Essa onipresença da IA em dispositivos físicos, seja em um cão-robô ou em um assistente móvel, ditará quem sobrevive e quem morre no mercado. Empresas que não acompanharem esse ritmo de “IA incorporada” ficarão para trás, enquanto aquelas que conseguirem colocar a tecnologia dentro da rotina das pessoas, de forma física e útil, se tornarão as novas favoritas. No fim das contas, a corrida pelo hardware da OpenAI é a busca pela independência total: ao fabricar seus próprios dispositivos e robôs, ela corta o cordão umbilical com as Big Techs e gera lucro direto para seus investidores, sem intermediários.

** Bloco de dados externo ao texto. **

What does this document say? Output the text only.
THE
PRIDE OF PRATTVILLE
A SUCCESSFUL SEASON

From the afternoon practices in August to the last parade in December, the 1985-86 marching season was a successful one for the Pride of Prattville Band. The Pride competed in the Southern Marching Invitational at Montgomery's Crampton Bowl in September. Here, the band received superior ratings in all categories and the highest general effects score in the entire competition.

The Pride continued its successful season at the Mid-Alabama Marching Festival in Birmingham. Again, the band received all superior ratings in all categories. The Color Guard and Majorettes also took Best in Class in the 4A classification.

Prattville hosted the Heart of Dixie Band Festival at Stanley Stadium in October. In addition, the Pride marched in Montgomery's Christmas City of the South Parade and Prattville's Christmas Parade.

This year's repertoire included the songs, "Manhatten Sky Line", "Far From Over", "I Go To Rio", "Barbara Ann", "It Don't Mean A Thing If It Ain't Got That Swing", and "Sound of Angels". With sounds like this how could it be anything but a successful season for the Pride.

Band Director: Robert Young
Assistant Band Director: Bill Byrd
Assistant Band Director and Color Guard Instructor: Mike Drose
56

Veredito Onloading: Estamos vendo gigantes como Apple e Samsung serem prensadas entre a eficiência das marcas chinesas e a audácia das empresas de software que querem o controle físico do seu dia a dia. Se o smartphone de 2028 ou os iBots de 2027 forem o que Jony Ive e John Ternus planejam, o iPhone terá que deixar de ser uma simples “vitrine de apps” para voltar a ser algo verdadeiramente mágico e tangível.


Qual o seu palpite, conectado e conectada? Você largaria o ecossistema atual por um futuro onde sua casa é gerida por uma IA da OpenAI ou confia que a Apple e a Samsung ainda são as donas da “magia” no mundo físico? A era dos robôs domésticos te empolga ou te assusta?